Quanto possono danneggiarvi le polemiche interne alla lista che hanno riguardato il dottor Ugo Maggio e l’Udc?

«Non c’è nessun danno, anzi la dialettica interna ad una lista che mette insieme due forze politiche unite anche dalla reciproca competizione, è segno che la partita dentro la nostra squadra non è studiata a tavolino, come invece accade nelle altre liste dove inseriscono soggetti a supporto di un solo candidato su cui puntano le forze politiche. Ugo Maggio sta lavorando sui territori, esattamente come sto facendo io. Sono convinto che la lista “Caldoro Presidente- Udc” può essere la vera novità del centrodestra. Anche i sondaggi ci danno come la componente che, in una ripartizione di seggi, può avere ottime possibilità di portare un proprio rappresentante in consiglio regionale».

Da amministratore impegnato sul campo, quali sono le maggiori mancanze di cinque anni di governo De Luca?

«In campagna elettorale molti strumentalizzano dati e contingenze. Io invece resto coerente con la mia linea di amministratore: lo valuto sui fatti, rispetto ai quali, con estrema correttezza istituzionale, purtroppo ho sempre smentito i proclami della giunta De Luca. A partire dai fondi europei e dalla certificazione del 30% in meno della spesa, senza dimenticare i livelli essenziali di assistenza e l’attestazione del Ministero della Salute della Campania come penultima regione italiana seguita solo dalla Calabria, i mancati investimenti sulle infrastrutture, l’assenza di programmazione sull’ambiente, basti pensare alle ecoballe che restano al loro posto pur avendo ottenuto oltre 500 milioni di euro per la loro rimozione. E potremmo parlare di acqua, trasporti, rifiuti, tutti temi su cui il centrosinistra di De Luca ha fallito. Lo dicono i dati, che sono inconfutabili».

Nei prossimi mesi arriveranno molte risorse anche in Campania. In che modo bisognerebbe utilizzarle?

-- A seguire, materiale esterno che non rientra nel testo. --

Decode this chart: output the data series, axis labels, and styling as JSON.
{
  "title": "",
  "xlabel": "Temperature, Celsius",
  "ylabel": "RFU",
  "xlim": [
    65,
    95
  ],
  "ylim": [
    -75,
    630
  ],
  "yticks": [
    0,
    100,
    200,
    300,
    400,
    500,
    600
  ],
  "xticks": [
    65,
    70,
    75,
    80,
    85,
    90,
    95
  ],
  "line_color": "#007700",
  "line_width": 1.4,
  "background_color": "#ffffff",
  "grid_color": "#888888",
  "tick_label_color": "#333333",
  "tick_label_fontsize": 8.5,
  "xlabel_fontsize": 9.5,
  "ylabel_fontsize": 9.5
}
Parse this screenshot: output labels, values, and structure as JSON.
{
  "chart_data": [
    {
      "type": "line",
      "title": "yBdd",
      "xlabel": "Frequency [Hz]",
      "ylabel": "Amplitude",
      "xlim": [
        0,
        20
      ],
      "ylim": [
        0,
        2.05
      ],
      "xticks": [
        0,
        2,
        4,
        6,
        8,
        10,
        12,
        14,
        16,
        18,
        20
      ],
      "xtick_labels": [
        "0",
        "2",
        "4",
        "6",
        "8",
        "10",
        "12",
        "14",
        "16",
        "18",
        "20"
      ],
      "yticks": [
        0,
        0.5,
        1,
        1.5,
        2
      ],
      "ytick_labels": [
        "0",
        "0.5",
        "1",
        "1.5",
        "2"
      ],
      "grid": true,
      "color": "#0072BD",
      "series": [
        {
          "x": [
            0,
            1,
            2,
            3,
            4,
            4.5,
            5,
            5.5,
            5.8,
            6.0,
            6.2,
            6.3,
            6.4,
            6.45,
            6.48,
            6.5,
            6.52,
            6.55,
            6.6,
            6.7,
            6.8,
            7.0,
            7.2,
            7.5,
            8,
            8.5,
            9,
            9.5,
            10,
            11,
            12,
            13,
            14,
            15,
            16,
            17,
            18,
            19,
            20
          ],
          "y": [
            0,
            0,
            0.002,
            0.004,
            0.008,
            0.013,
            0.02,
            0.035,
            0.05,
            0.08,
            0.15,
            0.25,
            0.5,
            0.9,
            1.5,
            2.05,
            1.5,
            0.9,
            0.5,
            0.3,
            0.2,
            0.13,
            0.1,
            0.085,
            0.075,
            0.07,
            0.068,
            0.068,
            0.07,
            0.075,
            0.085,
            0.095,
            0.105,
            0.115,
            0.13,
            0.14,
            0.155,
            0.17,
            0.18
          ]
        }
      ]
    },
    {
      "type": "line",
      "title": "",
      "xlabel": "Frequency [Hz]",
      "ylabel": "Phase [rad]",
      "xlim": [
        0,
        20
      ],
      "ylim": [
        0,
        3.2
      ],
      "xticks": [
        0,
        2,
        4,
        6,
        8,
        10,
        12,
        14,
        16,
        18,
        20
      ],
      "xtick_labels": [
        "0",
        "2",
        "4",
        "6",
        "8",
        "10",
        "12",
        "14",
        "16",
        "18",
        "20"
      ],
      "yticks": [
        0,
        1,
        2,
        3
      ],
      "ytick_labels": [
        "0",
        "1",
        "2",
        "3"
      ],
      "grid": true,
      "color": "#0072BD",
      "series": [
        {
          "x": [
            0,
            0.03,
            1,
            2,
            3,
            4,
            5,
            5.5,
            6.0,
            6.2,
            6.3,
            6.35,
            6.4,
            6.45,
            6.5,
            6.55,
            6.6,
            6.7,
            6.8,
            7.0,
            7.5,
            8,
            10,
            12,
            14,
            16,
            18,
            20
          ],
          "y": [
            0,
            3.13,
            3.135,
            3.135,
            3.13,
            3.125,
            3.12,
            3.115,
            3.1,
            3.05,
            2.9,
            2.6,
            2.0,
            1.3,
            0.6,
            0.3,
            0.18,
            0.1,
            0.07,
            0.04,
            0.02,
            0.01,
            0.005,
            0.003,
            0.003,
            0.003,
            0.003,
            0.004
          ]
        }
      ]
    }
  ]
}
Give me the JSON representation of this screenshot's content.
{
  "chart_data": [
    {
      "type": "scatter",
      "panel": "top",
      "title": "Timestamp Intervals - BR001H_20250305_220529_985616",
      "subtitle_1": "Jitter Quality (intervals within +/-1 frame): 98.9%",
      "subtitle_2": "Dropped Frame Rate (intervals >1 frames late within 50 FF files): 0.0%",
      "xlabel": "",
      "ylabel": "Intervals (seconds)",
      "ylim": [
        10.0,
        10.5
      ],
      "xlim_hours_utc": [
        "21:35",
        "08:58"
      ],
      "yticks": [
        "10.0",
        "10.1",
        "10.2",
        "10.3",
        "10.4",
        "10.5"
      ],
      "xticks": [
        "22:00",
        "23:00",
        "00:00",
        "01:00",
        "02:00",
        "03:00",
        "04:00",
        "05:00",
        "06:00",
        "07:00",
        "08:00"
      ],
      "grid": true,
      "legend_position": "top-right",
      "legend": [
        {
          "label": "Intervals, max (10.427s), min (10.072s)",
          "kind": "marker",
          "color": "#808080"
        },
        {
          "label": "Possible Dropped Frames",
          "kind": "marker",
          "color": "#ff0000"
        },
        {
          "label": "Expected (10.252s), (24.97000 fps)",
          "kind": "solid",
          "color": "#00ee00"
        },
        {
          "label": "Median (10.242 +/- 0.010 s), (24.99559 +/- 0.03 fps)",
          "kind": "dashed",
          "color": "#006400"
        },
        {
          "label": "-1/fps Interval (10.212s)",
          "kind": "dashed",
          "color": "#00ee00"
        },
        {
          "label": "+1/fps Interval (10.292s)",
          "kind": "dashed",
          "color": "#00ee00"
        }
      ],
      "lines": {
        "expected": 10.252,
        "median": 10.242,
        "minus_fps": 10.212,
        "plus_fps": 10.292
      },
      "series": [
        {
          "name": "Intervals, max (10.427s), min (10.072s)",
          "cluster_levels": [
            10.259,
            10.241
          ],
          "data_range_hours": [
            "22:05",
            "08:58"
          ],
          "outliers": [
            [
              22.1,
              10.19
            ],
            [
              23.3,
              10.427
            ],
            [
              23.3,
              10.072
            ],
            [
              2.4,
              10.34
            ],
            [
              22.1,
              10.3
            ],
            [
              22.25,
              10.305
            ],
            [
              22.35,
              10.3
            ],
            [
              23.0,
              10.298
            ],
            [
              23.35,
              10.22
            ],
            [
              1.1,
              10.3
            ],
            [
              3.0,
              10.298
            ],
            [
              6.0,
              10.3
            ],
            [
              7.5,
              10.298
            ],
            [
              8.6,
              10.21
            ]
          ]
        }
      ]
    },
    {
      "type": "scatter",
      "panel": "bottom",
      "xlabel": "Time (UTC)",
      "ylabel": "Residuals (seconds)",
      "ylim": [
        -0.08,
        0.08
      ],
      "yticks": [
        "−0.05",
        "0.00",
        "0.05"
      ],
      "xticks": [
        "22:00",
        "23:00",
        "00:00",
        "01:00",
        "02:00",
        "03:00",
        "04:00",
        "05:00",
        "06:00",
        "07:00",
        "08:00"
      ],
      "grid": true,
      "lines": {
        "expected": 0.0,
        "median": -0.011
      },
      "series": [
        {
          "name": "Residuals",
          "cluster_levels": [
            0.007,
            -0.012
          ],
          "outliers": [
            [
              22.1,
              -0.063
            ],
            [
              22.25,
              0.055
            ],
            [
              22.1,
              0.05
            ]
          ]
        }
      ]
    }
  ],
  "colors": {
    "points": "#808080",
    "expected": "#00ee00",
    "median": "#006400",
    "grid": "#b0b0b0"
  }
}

«Non arriverà nessuna risorsa nell’immediato. Da amministratore non posso non parlare con concretezza: per programmare i fondi europei, anche quelli straordinari come il recovery fund, occorrono almeno otto mesi. Chi dice il contrario, fa demagogia da campagna elettorale sfruttando l’emergenza Covid. La missione che abbiamo di fronte è quella di utilizzare al meglio ciò che resta della programmazione 2014/20, la cui rendicontazione slitta di due anni per effetto del Covid. Quindi la prossima programmazione dei fondi europei, per poter avere in pieno la capacità integrativa di efficacia dei bandi, ha bisogno di altri due anni almeno. Non lasciamoci incantare: l’unica reale soluzione è riprogrammare la spesa della vecchia programmazione, il poco che resta visto il disastroso piano emergenziale socio economico voluto da De Luca, e reinvestire in politiche attive. Un investimento di 500 milioni su imposte addizionali regionali, Irpef e Irap, per azzerarle per l’anno in corso e dare ossigeno sul fronte imposizione fiscale. Poi successivamente c’è la partita del recovery fund e dei finanziamenti straordinari del Governo, ma bisognerà attivare piani complessivi che riguardano sanità e ambiente».

Il 20 e 21 settembre si voterà anche per il referendum: cosa voterà e perché?

«Da costituzionalista ritengo che i referendum non risolvono mai i problemi cronici di uno Stato come quello italiano. Il problema è un altro, scegliere se essere finalmente presidenzialisti o semipresidenzialisti, o continuare a rafforzare il parlamentarismo che da trent’anni vive un’agonia per effetto dell’implosione dei meccanismi di rappresentanza e di decisionalità accentrata nel governo. Per quanto mi riguarda, da costituzionalista, sono per il No ma non posso non dire che di fronte alla domanda taglio i costi della politica o no, l’elettore è facilmente portato a votare sì, perché il quesito è posto male. Questo referendum non risolve il problema del sistema italiano tra governabilità e rappresentanza. Stiamo curando una malattia patologica con una soluzione fisiologica».